I really have to wonder. The transition from feudalism to capitalism was largely centered around various "islands of capitalism" where capitalist and protocapitalist relations took root while other areas sustained their feudal relations. Eventually, the discrepancy between the functioning of the state and the economic realities of the country became so wide that the whole facade collapsed.
Another, as of yet unexplored, instance of this occurring was with Roman production: The freeholds of the Republican and early Imperial eras of Roman history gradually declined in favor of the more productive villa, which eventually evolved into the manor. The villa finds it origins in olive cultivation in Spain and in France, small islands among largely different production relations. Over time, the self-sufficiency of villas eroded Roman authority in the various areas ruled by the Western Roman Empire and eventually, it simply dissolved.
Indeed, it seems to me that the economic base begins changing long before the political establishment catches up, and that it is this discrepancy that generates crises in the first place.

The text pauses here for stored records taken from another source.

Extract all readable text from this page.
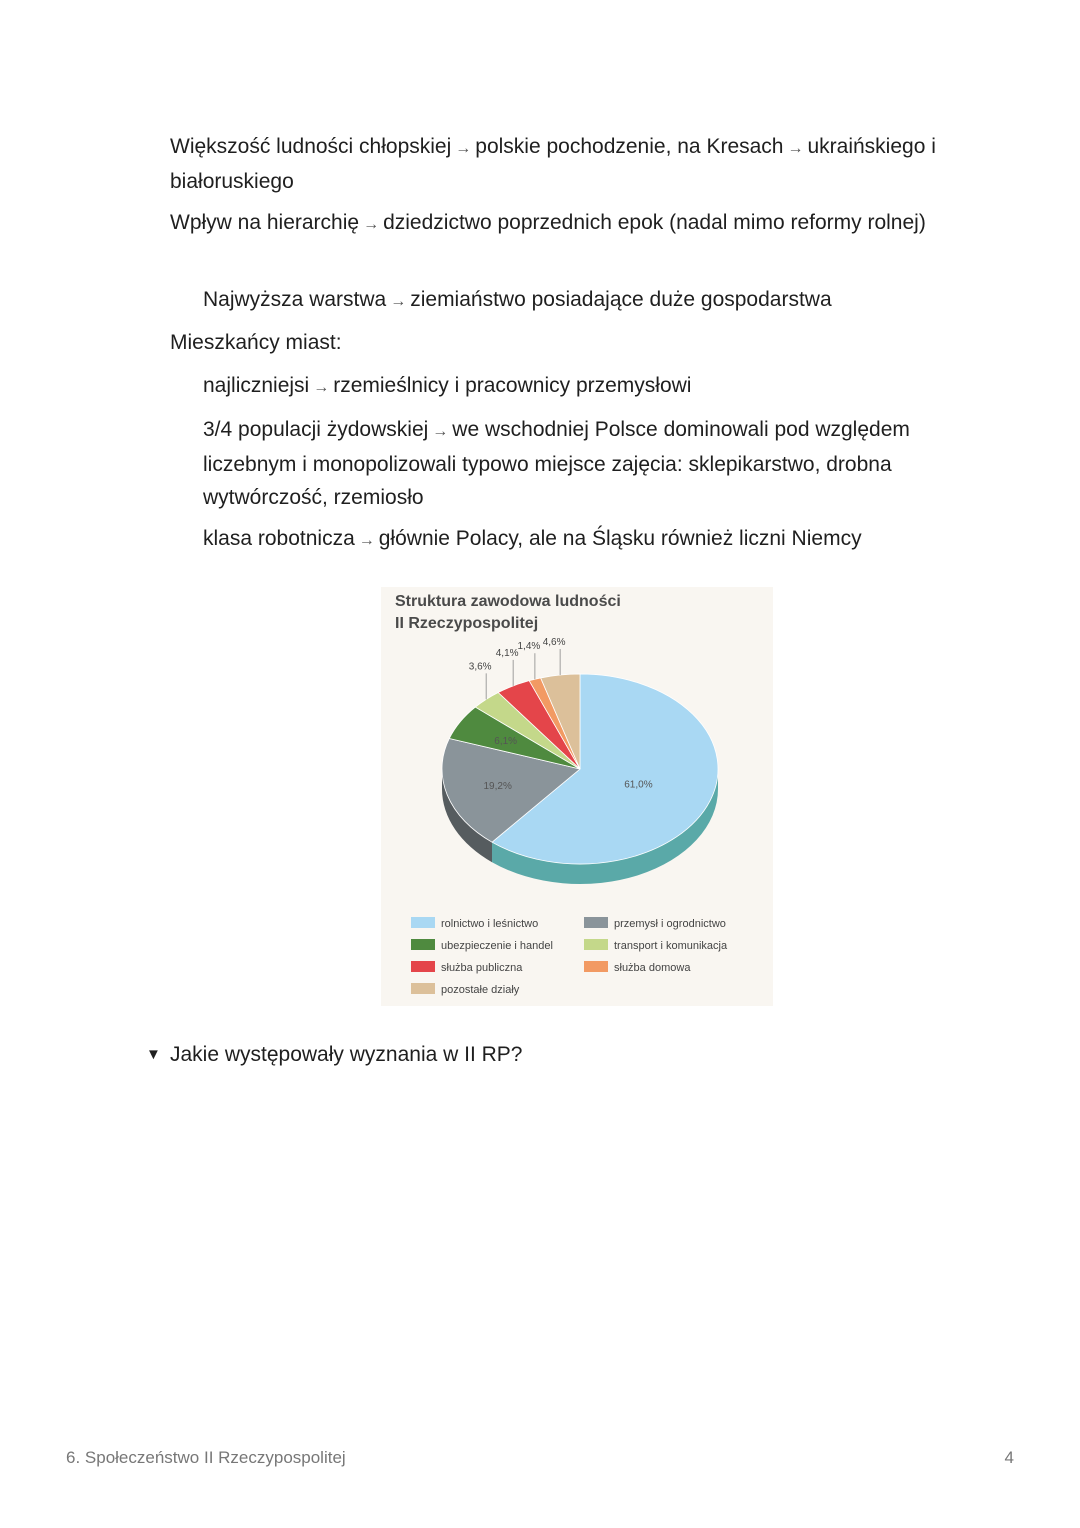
Większość ludności chłopskiej → polskie pochodzenie, na Kresach → ukraińskiego i białoruskiego

Wpływ na hierarchię → dziedzictwo poprzednich epok (nadal mimo reformy rolnej)

Najwyższa warstwa → ziemiaństwo posiadające duże gospodarstwa

Mieszkańcy miast:

najliczniejsi → rzemieślnicy i pracownicy przemysłowi

3/4 populacji żydowskiej → we wschodniej Polsce dominowali pod względem liczebnym i monopolizowali typowo miejsce zajęcia: sklepikarstwo, drobna wytwórczość, rzemiosło

klasa robotnicza → głównie Polacy, ale na Śląsku również liczni Niemcy

Struktura zawodowa ludności
II Rzeczypospolitej
61,0%
19,2%
6,1%
3,6%
4,1%
1,4% 4,6%
rolnictwo i leśnictwo	przemysł i ogrodnictwo
ubezpieczenie i handel	transport i komunikacja
służba publiczna	służba domowa
pozostałe działy
▼ Jakie występowały wyznania w II RP?
6. Społeczeństwo II Rzeczypospolitej	4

It is perhaps tempting to bring up the development of Prussia, Austria, Japan etc. as examples of "peaceful" mode of production change, but was it really all that peaceful? Most countries that progressed from feudalism to capitalism in this era either A. Were affected by revolutions of their own, as was the case with Prussia in 1848 and with Japan during the Boshin War, B. Were imperialised by capitalist countries and had capitalism forced upon them, or C. They did not advance significantly beyond feudalism in the era, as could be seen in Russia and Austria.
Again, the same can be said for the transition for freeholds and tribal production to feudalism. The Carolingian Empire brought feudalism all the way to the Elbe at swordpoint, the Kingdom of Asturias exported it to the Muslim Kingdoms in Southern Spain, the Byzantine Empire adopted feudalism in the midst of it's hundreds of civil wars and the general erosion of it's authority, and many more examples I haven't touched upon.
What makes this sort of transition impossible in the context of capitalism to socialism, and how are we able to overcome that? Class consciousness and revolutionary spirit did not spontaneously arise in the French, it was cultivated by material advancements between the 14th century to the 18th century. Why would the proletariat suddenly, and without basis, gain class consciousness and revolutionary spirit?
And if such a transition is possible, what can we do to foment it? How do we create these islands?